Ainda segundo a pesquisa, o impacto da doença foi maior nas ocupações com menores salários e mais próximas à linha de frente: 70% dos mortos trabalhavam como técnicos e auxiliares de enfermagem; em seguida vieram os enfermeiros (25%) e por último os médicos (5%).

Tanto nos dados oficiais de emprego formal quanto nos registros dos conselhos profissionais, médicos representavam 61% dos profissionais empregados no período. Enfermeiros eram 20% e técnicos de enfermagem, 18%.

A análise foi feita a partir do cruzamento de microdados do Sistema de Informações de Mortalidade (SIM), do Novo Cadastro Geral de Empregados e Desempregados e Registros de profissionais do Conselho Federal de Medicina (CFM) e do Conselho Federal de Enfermagem (Cofen). Os dados ainda são preliminares, pois as informações do SIM do final de 2021 ainda estão em investigação.

 

Movimentação de ambulâncias no Hospital Leonardo da Vinci
Movimentação de ambulâncias no Hospital Leonardo da Vinci

No Ceará, 89 profissionais da Enfermagem morreram durante a pandemia

No Ceará, 89 profissionais da Enfermagem, entre auxiliares, técnicos e enfermeiros, morreram em decorrência da Covid-19. O dado consta em levantamento realizado pelo Conselho Regional de Enfermagem do Ceará (Coren-CE) e contabiliza os óbitos registrados desde janeiro de 2020 até outubro de 2022.

O técnico de enfermagem Messias Carlos de Souza relata que a pandemia "causou bastante ansiedade, tristeza e apreensão entre os profissionais''. "Quando a regulação do Samu ligava para passar uma ocorrência, nós atendíamos o celular já pedindo a Deus que não fosse Covid-19", conta o técnico, que atende no serviço médico de urgência.

"Em algumas unidades de saúde houve muito sofrimento.
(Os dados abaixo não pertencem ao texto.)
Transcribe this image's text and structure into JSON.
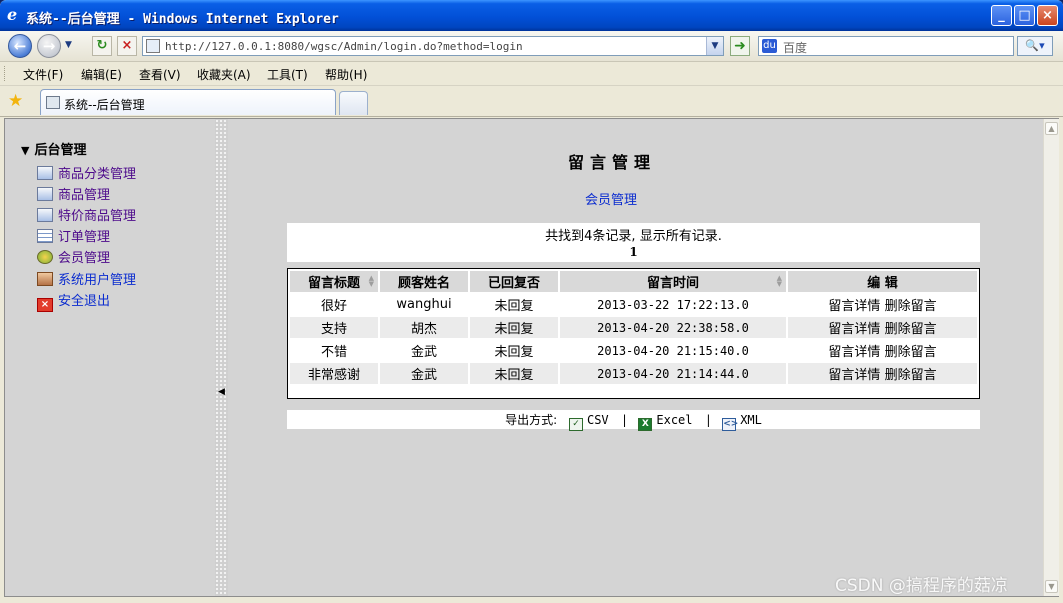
{
  "window": {
    "title": "系统--后台管理 - Windows Internet Explorer",
    "min": "_",
    "max": "□",
    "close": "×"
  },
  "nav": {
    "back": "←",
    "forward": "→",
    "refresh": "↻",
    "stop": "×",
    "address": "http://127.0.0.1:8080/wgsc/Admin/login.do?method=login",
    "go": "➜",
    "search_placeholder": "百度",
    "search_btn": "🔍▾"
  },
  "menu": [
    "文件(F)",
    "编辑(E)",
    "查看(V)",
    "收藏夹(A)",
    "工具(T)",
    "帮助(H)"
  ],
  "tab": {
    "title": "系统--后台管理"
  },
  "sidebar": {
    "root": "后台管理",
    "items": [
      {
        "label": "商品分类管理",
        "icon": "category-icon"
      },
      {
        "label": "商品管理",
        "icon": "product-icon"
      },
      {
        "label": "特价商品管理",
        "icon": "special-product-icon"
      },
      {
        "label": "订单管理",
        "icon": "orders-icon"
      },
      {
        "label": "会员管理",
        "icon": "member-icon"
      },
      {
        "label": "系统用户管理",
        "icon": "user-icon"
      },
      {
        "label": "安全退出",
        "icon": "exit-icon"
      }
    ]
  },
  "main": {
    "title": "留言管理",
    "member_link": "会员管理",
    "summary": "共找到4条记录, 显示所有记录.",
    "page": "1",
    "columns": [
      "留言标题",
      "顾客姓名",
      "已回复否",
      "留言时间",
      "编 辑"
    ],
    "rows": [
      {
        "title": "很好",
        "name": "wanghui",
        "replied": "未回复",
        "time": "2013-03-22 17:22:13.0",
        "detail": "留言详情",
        "delete": "删除留言"
      },
      {
        "title": "支持",
        "name": "胡杰",
        "replied": "未回复",
        "time": "2013-04-20 22:38:58.0",
        "detail": "留言详情",
        "delete": "删除留言"
      },
      {
        "title": "不错",
        "name": "金武",
        "replied": "未回复",
        "time": "2013-04-20 21:15:40.0",
        "detail": "留言详情",
        "delete": "删除留言"
      },
      {
        "title": "非常感谢",
        "name": "金武",
        "replied": "未回复",
        "time": "2013-04-20 21:14:44.0",
        "detail": "留言详情",
        "delete": "删除留言"
      }
    ],
    "export": {
      "label": "导出方式:",
      "csv": "CSV",
      "excel": "Excel",
      "xml": "XML",
      "sep": "|"
    }
  },
  "watermark": "CSDN @搞程序的菇凉"
}
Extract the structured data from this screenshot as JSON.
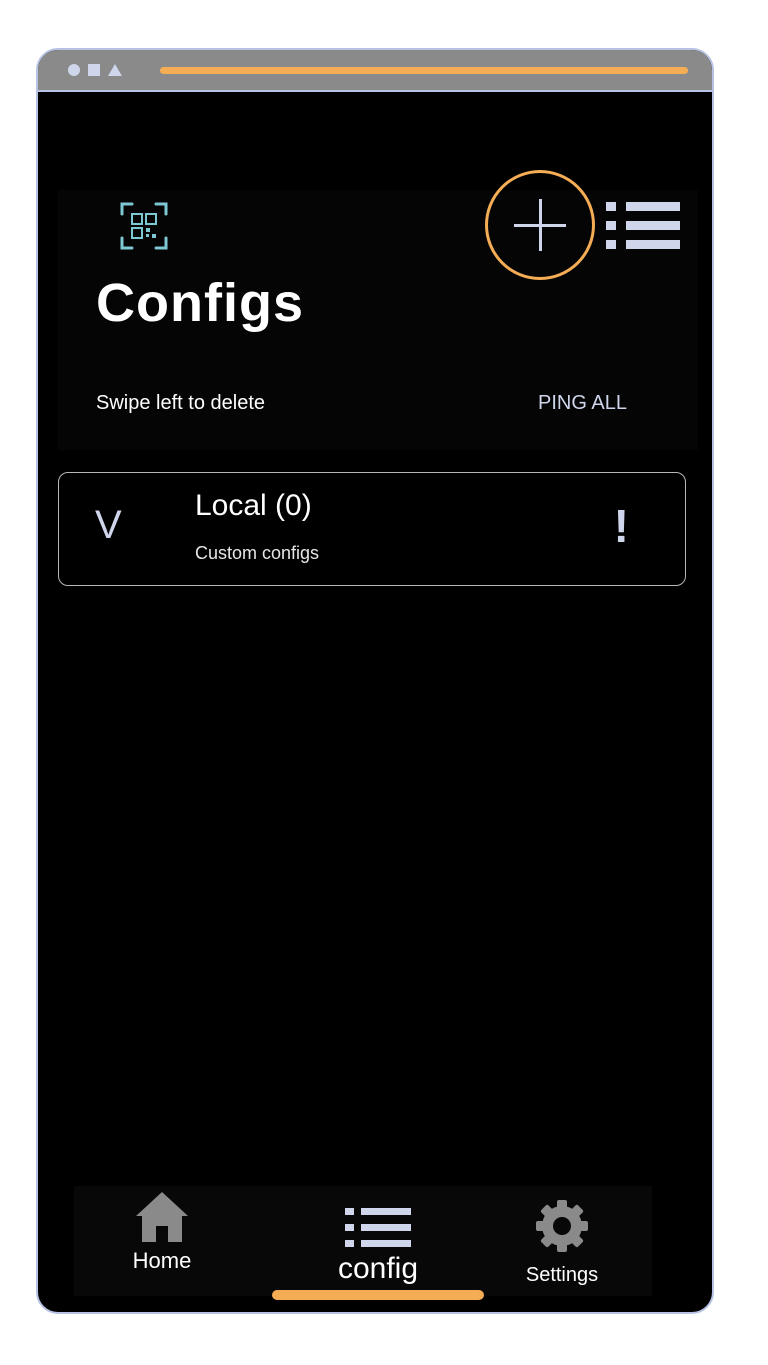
{
  "app": {
    "title": "Configs"
  },
  "header": {
    "swipe_hint": "Swipe left to delete",
    "ping_all_label": "PING ALL",
    "qr_icon": "qr-code-icon",
    "add_icon": "plus-icon",
    "list_icon": "list-icon"
  },
  "configs": [
    {
      "title": "Local (0)",
      "subtitle": "Custom configs",
      "expand_glyph": "V",
      "alert_glyph": "!"
    }
  ],
  "bottom_nav": {
    "items": [
      {
        "label": "Home",
        "icon": "home-icon"
      },
      {
        "label": "config",
        "icon": "list-icon",
        "active": true
      },
      {
        "label": "Settings",
        "icon": "gear-icon"
      }
    ]
  },
  "colors": {
    "accent": "#f5ad55",
    "icon": "#cfd6ec",
    "qr": "#7ec8d3",
    "background": "#000000"
  }
}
Perdi vários amigos e causava uma tristeza enorme, porém, levantava a cabeça e a coragem de lutar contra essa pandemia aumentava", completa o profissional.
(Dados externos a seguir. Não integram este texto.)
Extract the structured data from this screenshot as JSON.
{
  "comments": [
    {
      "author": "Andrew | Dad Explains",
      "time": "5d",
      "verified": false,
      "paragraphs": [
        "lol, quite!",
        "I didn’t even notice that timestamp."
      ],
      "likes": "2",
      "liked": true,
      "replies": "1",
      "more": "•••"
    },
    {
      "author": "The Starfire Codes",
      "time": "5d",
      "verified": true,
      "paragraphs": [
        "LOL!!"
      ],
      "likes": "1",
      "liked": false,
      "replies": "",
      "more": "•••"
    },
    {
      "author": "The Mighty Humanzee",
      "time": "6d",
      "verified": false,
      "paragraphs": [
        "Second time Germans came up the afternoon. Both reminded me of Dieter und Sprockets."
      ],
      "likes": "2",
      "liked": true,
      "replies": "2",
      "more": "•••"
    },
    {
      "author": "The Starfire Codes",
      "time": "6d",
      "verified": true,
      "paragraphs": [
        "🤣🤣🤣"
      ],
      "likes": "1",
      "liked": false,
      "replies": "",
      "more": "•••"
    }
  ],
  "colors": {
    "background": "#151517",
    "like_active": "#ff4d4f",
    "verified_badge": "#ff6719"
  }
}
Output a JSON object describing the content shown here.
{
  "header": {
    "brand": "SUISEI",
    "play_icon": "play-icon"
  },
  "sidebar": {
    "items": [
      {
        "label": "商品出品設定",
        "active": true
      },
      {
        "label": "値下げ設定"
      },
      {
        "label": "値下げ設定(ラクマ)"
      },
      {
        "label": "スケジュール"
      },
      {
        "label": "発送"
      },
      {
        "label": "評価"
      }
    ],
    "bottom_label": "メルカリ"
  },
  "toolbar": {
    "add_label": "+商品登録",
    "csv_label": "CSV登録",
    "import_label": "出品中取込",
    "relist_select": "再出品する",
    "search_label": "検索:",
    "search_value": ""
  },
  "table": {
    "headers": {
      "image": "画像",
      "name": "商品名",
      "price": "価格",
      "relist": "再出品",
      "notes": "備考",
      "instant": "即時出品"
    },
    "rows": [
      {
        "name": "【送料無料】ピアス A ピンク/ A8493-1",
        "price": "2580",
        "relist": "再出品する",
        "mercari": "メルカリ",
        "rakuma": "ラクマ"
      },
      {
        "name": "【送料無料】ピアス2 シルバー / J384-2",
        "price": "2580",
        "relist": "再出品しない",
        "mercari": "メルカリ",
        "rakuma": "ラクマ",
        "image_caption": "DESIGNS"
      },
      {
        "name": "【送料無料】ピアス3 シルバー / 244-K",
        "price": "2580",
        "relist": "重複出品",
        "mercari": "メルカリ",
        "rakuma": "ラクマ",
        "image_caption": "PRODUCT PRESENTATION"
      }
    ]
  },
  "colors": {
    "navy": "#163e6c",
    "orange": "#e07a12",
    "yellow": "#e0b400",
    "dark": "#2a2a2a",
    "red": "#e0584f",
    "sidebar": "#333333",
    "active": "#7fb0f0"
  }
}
Para Ana Paula Brandão, presidente do Coren-CE, dois momentos foram os mais difíceis: os primeiros meses de 2020, quando havia poucas informações sobre o vírus e a doença; e o pico da segunda onda de casos e óbitos, quando mais pessoas foram afetadas gravemente pela Covid-19. "Nesse momento, apesar de os profissionais da saúde terem sido prioritários na vacinação, houve um atraso nas vacinas que prejudicou muito."

"Uma das questões que mais fez os profissionais irem a óbito foi a ausência e os modelos inadequados de equipamentos de proteção individual", avalia. "A nossa categoria é a maior da área da saúde e os nossos dados mostram que aqueles que mais morreram foram os auxiliares e técnicos de Enfermagem", detalha.

O perfil de profissionais vitimados pelo coronavírus no Ceará aponta ainda uma predominância de óbitos entre mulheres. "A nossa profissão é majoritariamente executada por mulheres", explica Ana Paula.

A presidente do Coren-CE entende que o número de óbitos é "gritante" e "ainda não é totalmente fidedigno". "Temos muitas relações fragilizadas de trabalho, em que o vínculo não é um vínculo empregatício formal; é só prestação de serviço. Então os números podem estar subnotificados", aponta.